Finally, there is often no room for maxed-out EDs to expand. By definition, traditional hospital-based EDs are situated in hospital buildings on hospital campuses. For many “landlocked” urban campuses, that often means there is no opportunity to add capacity.
Opportunities for providers
But let’s put aside for a moment the growing array of challenges faced by ED care providers. Now let’s examine the strategic needs and opportunities many hospitals and health systems have identified in recent years.
For example, there is an attractive opportunity to provide more outpatient services. Outpatient care is the fastest-growing component of the U.S. healthcare system. It also tends to be more profitable for providers. Not surprisingly, the “outmigration” of care is seen by providers as far and away their No. 1 new business opportunity, identified by 33% of respondents in a recent Bank of America hospital survey. Cardiac care and physician joint ventures were a distant second with 15% each; followed by outpatient diagnostics and cash/retail businesses, 12% each; general imaging and general surgical, 8% each; sleep labs/disorders, 6%; and pain management, 4%.
At the same time, many urban providers seek to extend their brand and defend?or expand?their market shares in growing suburbs. Adding off-campus facilities also improves convenience and access to care for nearby patients and their families. Many providers are also looking for greater revenue diversity and growth, increased patient satisfaction, and better strategic alignment with their physicians.
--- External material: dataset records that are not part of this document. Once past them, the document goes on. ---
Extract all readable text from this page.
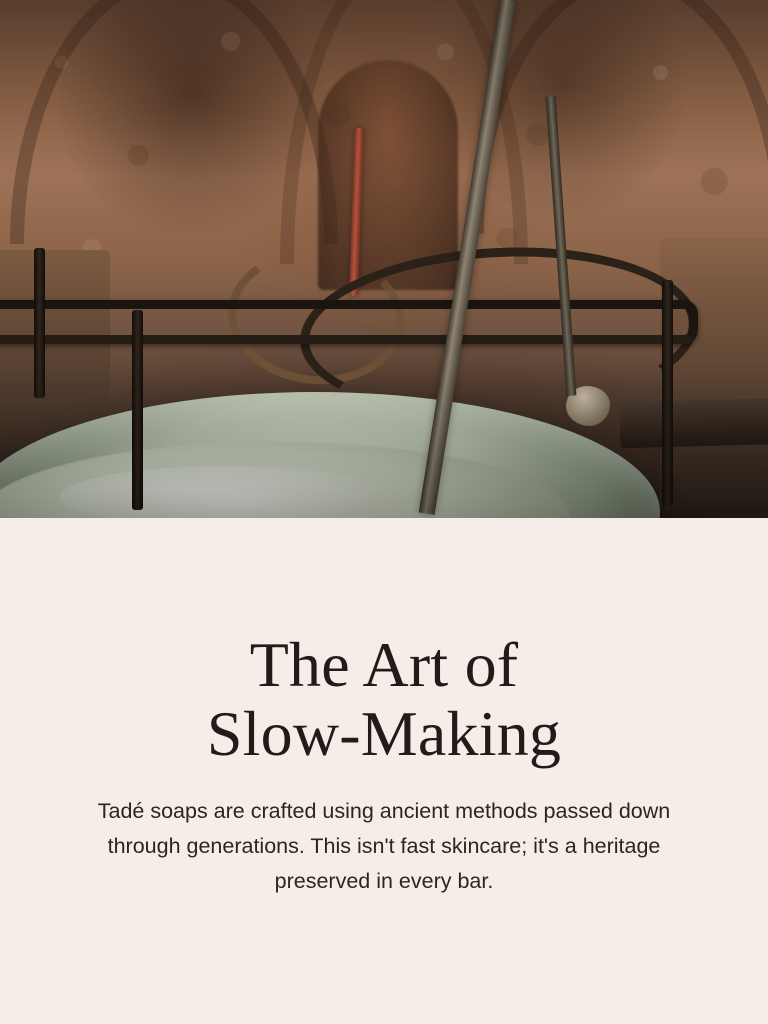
The Art of
Slow-Making

Tadé soaps are crafted using ancient methods passed down through generations. This isn't fast skincare; it's a heritage preserved in every bar.
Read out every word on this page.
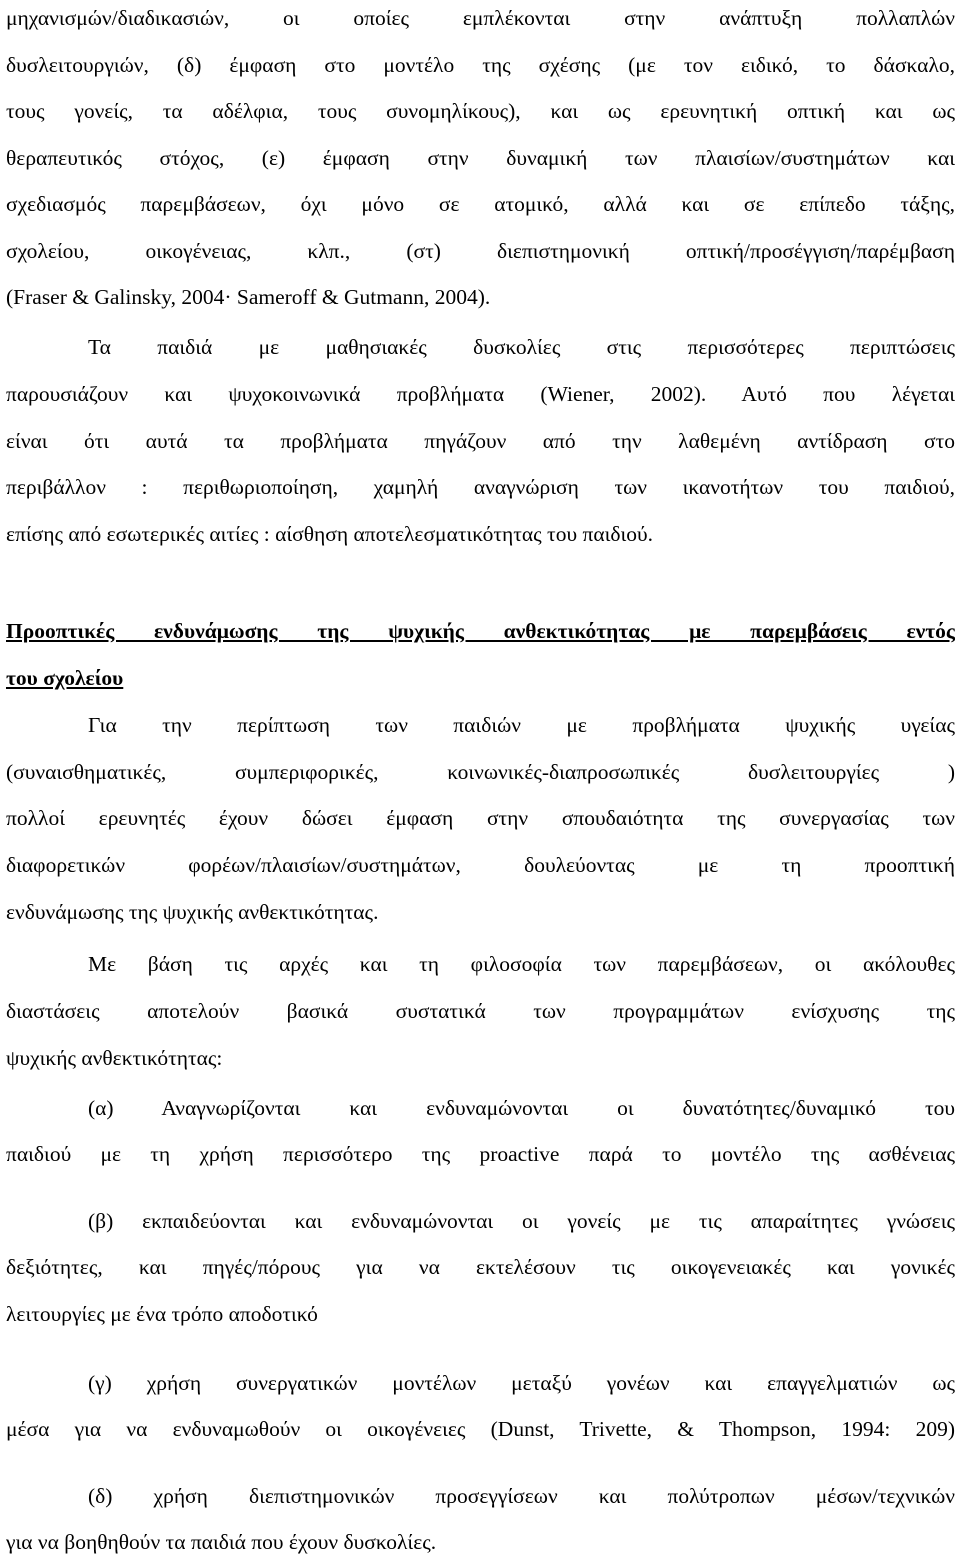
μηχανισμών/διαδικασιών, οι οποίες εμπλέκονται στην ανάπτυξη πολλαπλών
δυσλειτουργιών, (δ) έμφαση στο μοντέλο της σχέσης (με τον ειδικό, το δάσκαλο,
τους γονείς, τα αδέλφια, τους συνομηλίκους), και ως ερευνητική οπτική και ως
θεραπευτικός στόχος, (ε) έμφαση στην δυναμική των πλαισίων/συστημάτων και
σχεδιασμός παρεμβάσεων, όχι μόνο σε ατομικό, αλλά και σε επίπεδο τάξης,
σχολείου, οικογένειας, κλπ., (στ) διεπιστημονική οπτική/προσέγγιση/παρέμβαση
(Fraser & Galinsky, 2004· Sameroff & Gutmann, 2004).
Τα παιδιά με μαθησιακές δυσκολίες στις περισσότερες περιπτώσεις
παρουσιάζουν και ψυχοκοινωνικά προβλήματα (Wiener, 2002). Αυτό που λέγεται
είναι ότι αυτά τα προβλήματα πηγάζουν από την λαθεμένη αντίδραση στο
περιβάλλον : περιθωριοποίηση, χαμηλή αναγνώριση των ικανοτήτων του παιδιού,
επίσης από εσωτερικές αιτίες : αίσθηση αποτελεσματικότητας του παιδιού.
Προοπτικές ενδυνάμωσης της ψυχικής ανθεκτικότητας με παρεμβάσεις εντός
του σχολείου
Για την περίπτωση των παιδιών με προβλήματα ψυχικής υγείας
(συναισθηματικές, συμπεριφορικές, κοινωνικές-διαπροσωπικές δυσλειτουργίες )
πολλοί ερευνητές έχουν δώσει έμφαση στην σπουδαιότητα της συνεργασίας των
διαφορετικών φορέων/πλαισίων/συστημάτων, δουλεύοντας με τη προοπτική
ενδυνάμωσης της ψυχικής ανθεκτικότητας.
Με βάση τις αρχές και τη φιλοσοφία των παρεμβάσεων, οι ακόλουθες
διαστάσεις αποτελούν βασικά συστατικά των προγραμμάτων ενίσχυσης της
ψυχικής ανθεκτικότητας:
(α) Αναγνωρίζονται και ενδυναμώνονται οι δυνατότητες/δυναμικό του
παιδιού με τη χρήση περισσότερο της proactive παρά το μοντέλο της ασθένειας
(β) εκπαιδεύονται και ενδυναμώνονται οι γονείς με τις απαραίτητες γνώσεις
δεξιότητες, και πηγές/πόρους για να εκτελέσουν τις οικογενειακές και γονικές
λειτουργίες με ένα τρόπο αποδοτικό
(γ) χρήση συνεργατικών μοντέλων μεταξύ γονέων και επαγγελματιών ως
μέσα για να ενδυναμωθούν οι οικογένειες (Dunst, Trivette, & Thompson, 1994: 209)
(δ) χρήση διεπιστημονικών προσεγγίσεων και πολύτροπων μέσων/τεχνικών
για να βοηθηθούν τα παιδιά που έχουν δυσκολίες.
Yet these needs and opportunities all come at a time when most providers are facing significant capital constraints at both the facility and system levels. Yes, the worst of the credit crunch is behind us. But capital remains more costly and difficult to obtain than it was only two to three years ago—and most providers don’t expect that to change anytime soon.
Thus many providers confront two separate challenges. On the one hand, they face the mounting difficulties associated with ED care. On the other, they must achieve their organizational objectives in an era of constrained capital. With the potential to alleviate both problems in a single stroke, is it any wonder that more and more providers are considering freestanding EDs?
EDs outside the box
Freestanding EDs, or FSEDs, are still an evolving concept. Due to the number of variables, it is difficult to define “emergency department,” let alone “freestanding emergency department.” But most providers would at least agree that freestanding EDs are healthcare facilities that deliver emergency services at a non-hospital-based (i.e., off-campus) location.
Beyond that, the characteristics vary. Although the vast majority of freestanding EDs are affiliated with hospitals or health systems, they might be treated as part of the system or as a separate legal and financial entity. In addition to emergency services, freestanding ED buildings can also include ambulatory surgery centers, laboratories, imaging centers, and primary care and specialty physicians’ offices.
The general concept of freestanding EDs has existed for decades, but its popularity has increased sharply in recent years. According to the AHA’s 2009 annual U.S. hospital trends survey, there were 191 hospital-owned freestanding EDs, not including independently owned and operated facilities. That represented an increase of almost 31% since 2005.
Why are freestanding EDs on the rise? More and more providers and private developers have begun using these facilities to directly address many of the thorny issues confronting emergency care while furthering their organizational objectives.